でも、200キルってどれぐらい時間かかるんだろう…
そして、
「こんゆきー! あけおめです! 昨日投稿した動画は皆さん見てくれましたか??」
『見た見た』
『あけおめー!』
『よかったよ』
「今日はですね、今年初の配信になるんですが、今年初なんで初めてのことをやります!」
『なになに』
『新ゲームか?』
『アニマルの森か?』
「ふふふ、えー今から始まるOPEX200キル耐久配信――!! ぱちぱち!」
『え、このタイミングで?』
『大丈夫か?』
『耐久は危険では…』
「最近なんか色々ありましたが、なんかそれを気にしすぎてもーとも思うんです! なのであえてこのタイミングですが耐久配信します! そしてー、私一人だと、恐らく一生終わらないのでー、特別ゲストをお呼びしています!」
「こんにちはーアークです。あけましておめでとうございます。今日はゆきはさんの耐久配信に助っ人参加ですので、俺の方は配信付いていませんー」
『アークの耐久値まだあるからな!』
『いいね!』
『頑張れ!』
『大丈夫か…』
「ではとりあえずデュオで一回行きましょうかー!」
「オッケーです! ゆきはさん次元使います?」
「いえ、わたしはスキャンです!」
「たまには…」
「スキャンです!!」
そう言って、二人でOPEXのカジュアルマッチの耐久配信を始めた。
『なんかアークと二人って相当久しぶりだね』
『育成枠やってたからな』
『アークにキャリーしてもらおう』
「キル数キャリーするとしますかねぇ」
「お願いします!」
そして見事、降下場所に5チーム被り、0キルですぐに1戦目を終えた。
「ゆきはさん、1ミリもキャリーできませんでした…」
「あはは(笑) そういうこともありますよー!」
「あ、てか、ゆきはさんもう一人呼んでもいいですか? 外部の方なんですが」
「おお? えーっと、ちょーっと待ってくださいね!」
私はそういうとディスボのボイスチャットをミュートして、メッセージでアークさんに連絡した。
『どなたですか?』
『goodさんです。

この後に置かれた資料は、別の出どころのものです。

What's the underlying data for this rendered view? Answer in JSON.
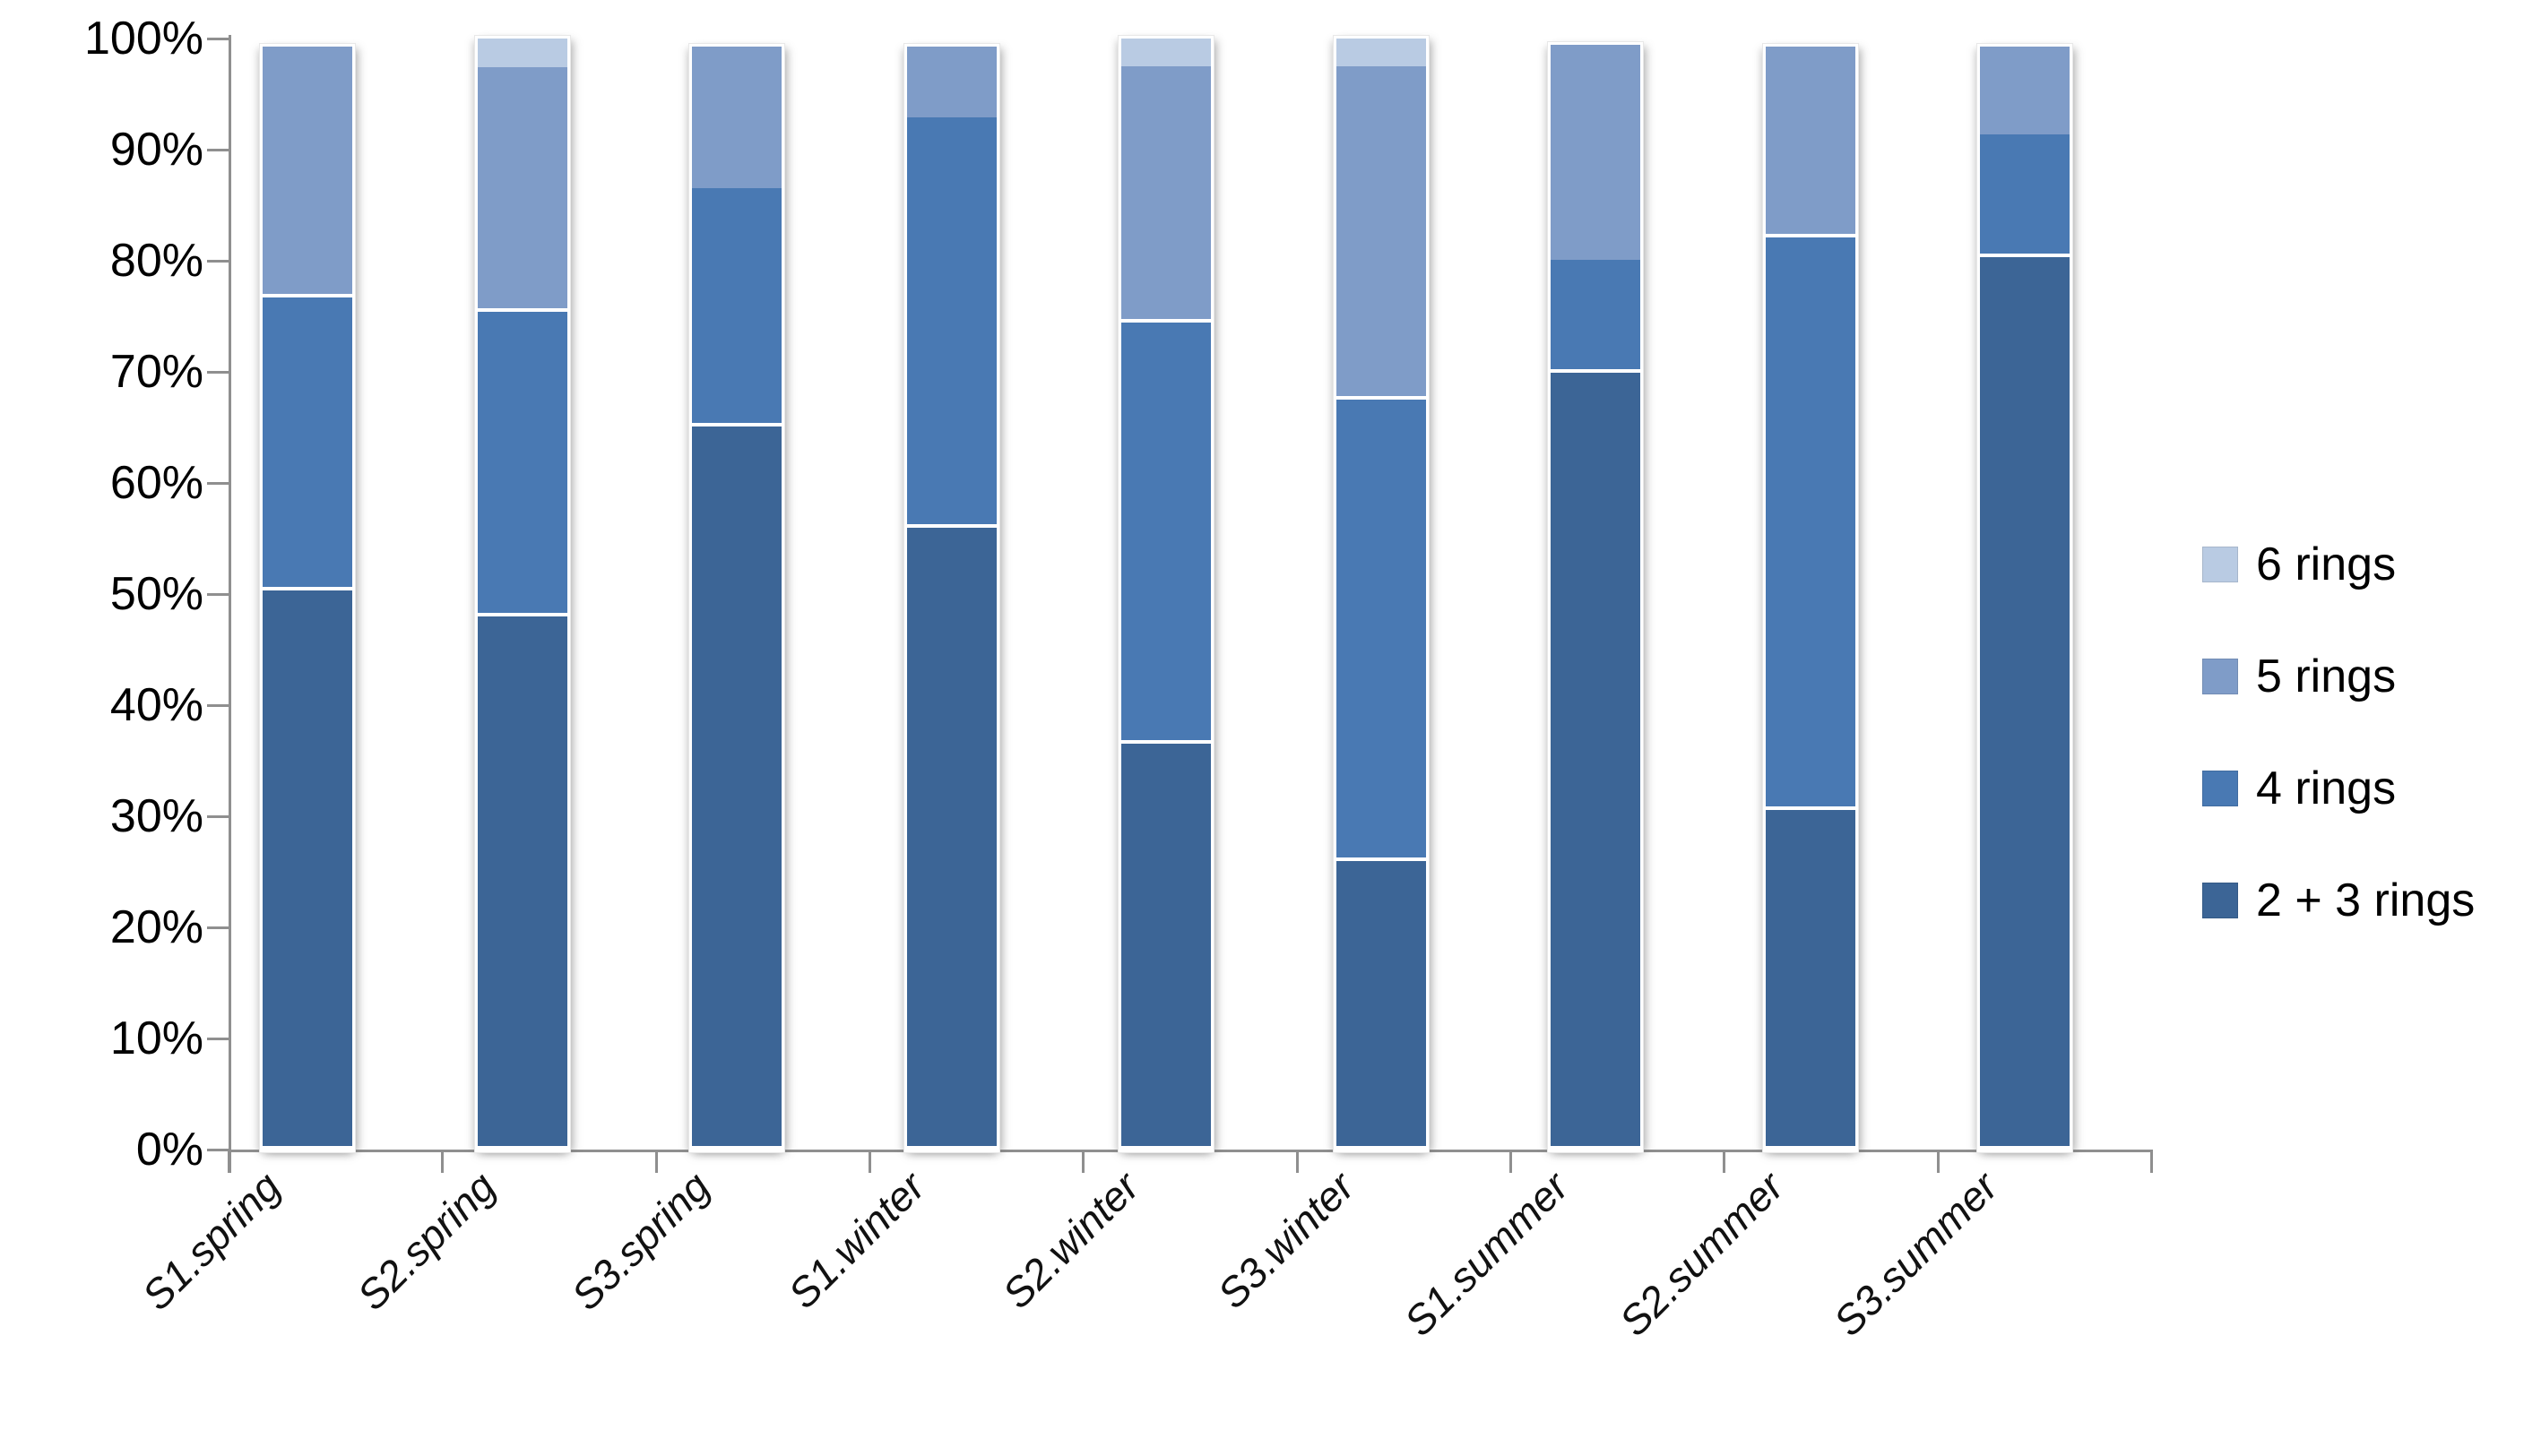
{
  "chart_data": {
    "type": "bar",
    "stacked": true,
    "percent_axis": true,
    "title": "",
    "xlabel": "",
    "ylabel": "",
    "ylim": [
      0,
      100
    ],
    "gridlines": false,
    "legend_position": "right",
    "axis_color": "#8f8f8f",
    "categories": [
      "S1.spring",
      "S2.spring",
      "S3.spring",
      "S1.winter",
      "S2.winter",
      "S3.winter",
      "S1.summer",
      "S2.summer",
      "S3.summer"
    ],
    "y_tick_labels": [
      "100%",
      "90%",
      "80%",
      "70%",
      "60%",
      "50%",
      "40%",
      "30%",
      "20%",
      "10%",
      "0%"
    ],
    "series": [
      {
        "name": "6 rings",
        "color": "#b9cbe3",
        "values": [
          0,
          2.6,
          0,
          0,
          2.5,
          2.5,
          0,
          0,
          0
        ]
      },
      {
        "name": "5 rings",
        "color": "#7f9cc8",
        "values": [
          22.6,
          22.0,
          12.8,
          6.4,
          23.1,
          30.0,
          19.3,
          17.2,
          7.9
        ]
      },
      {
        "name": "4 rings",
        "color": "#4979b3",
        "values": [
          26.4,
          27.4,
          21.4,
          36.9,
          37.9,
          41.5,
          10.2,
          51.5,
          11.1
        ]
      },
      {
        "name": "2 + 3 rings",
        "color": "#3c6596",
        "values": [
          50.3,
          48.0,
          65.1,
          56.0,
          36.5,
          26.0,
          69.9,
          30.6,
          80.3
        ]
      }
    ]
  }
}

実は前に講座の参加をお願いした時に、もし機会があればゆきはさんやナナイロの方とご一緒したいと…』
『あぁ…確かに。アークさんだけ特別枠感ありますもんね…』
『そうなんですよ…。なんか打算的ですいません…』
『いいですよ! いつもお世話になってますから! すぐ聞いてきます!』
そう言って私は太田さんに電話した。
「あ、ちょ、ゆ、ゆきはさん! 大丈夫?」
「はい、元気ですよ? あ、今のところ変なコメントは来てないです!」
「そ、そう…。とりあえず耐久頑張ってね。もう少ししたらできる限り私も見るようにするから」
「ありがとうございます! それでですね、アークさんの他にもう一人外部の人呼んでもいいですか?」
「あら、どなた?」
「ダマスカスのgoodさんです!」
「あぁ…まぁいいでしょう! ちょっと特別なタイミングでもありますし!」
「ありがとうございます! その確認でした!」
「了解です! 頑張ってね!」
私はスマホを切ると直ぐに、配信用のイヤホンを装着して、ミュートを解除する。
「大丈夫です! 確認してきました!」
「ありがとうございます! ちょっと待っててくださいねぇ」
暫くすると、
「初めましてー…ダマスカスのgoodです!」
「あ、goodさん初めまして! ナナイロ所属の転生者日向ゆきはです! あけましておめでとうございますー」
「あ、あけましておめでとうございます…。アークもあけおめ」
「あけおめっすー」
「ちょ、ちょっと豪華メンバーですね…いいんですかね…」
「行きましょ行きましょ! 全然大したことないただのプロゲーマーなんで! あ、俺の方配信ついてますけど大丈夫ですか?」
「いや、それたいしてますよね(笑) 配信は大丈夫です!」
「あ、そういえば、俺大会の後ゆきはさんのアーカイブ見て、チャンネル登録してんだよね…」
「え、あ、登録ありがとうございます! 日向ぼっこ仲間にようこそ~!」
「っうわー、聞いたことあるけど本物だ…」
『goodただのファンで草』
『キル数進み過ぎないか?』
『なかなか面白いメンツ』
とゆきはさんの配信画面のコメント欄もおおよそ好意的だった。
そうして私達は3人でOPEX配信を開始した。
「なー、アーク、これ俺どこまで本気でやったらいいんー?」
「そうですね、ほどほどな感じで行きましょう。基本ゆきはさんの後ろついていきますか」
「え、ちょっと、それはやめてくださいーー!」
『ゆきはちゃんオーダーしよう』
『いけるいける』
『まだ0キルだよ!』
「あ、わかりました! じゃあオーダーします! goodさんオーダーしてください!」
「それは、なんて邪道なオーダー!」
「「あはは」」
そんなやりとりもして、goodさんとは初対面だけど結構和やかな雰囲気になった。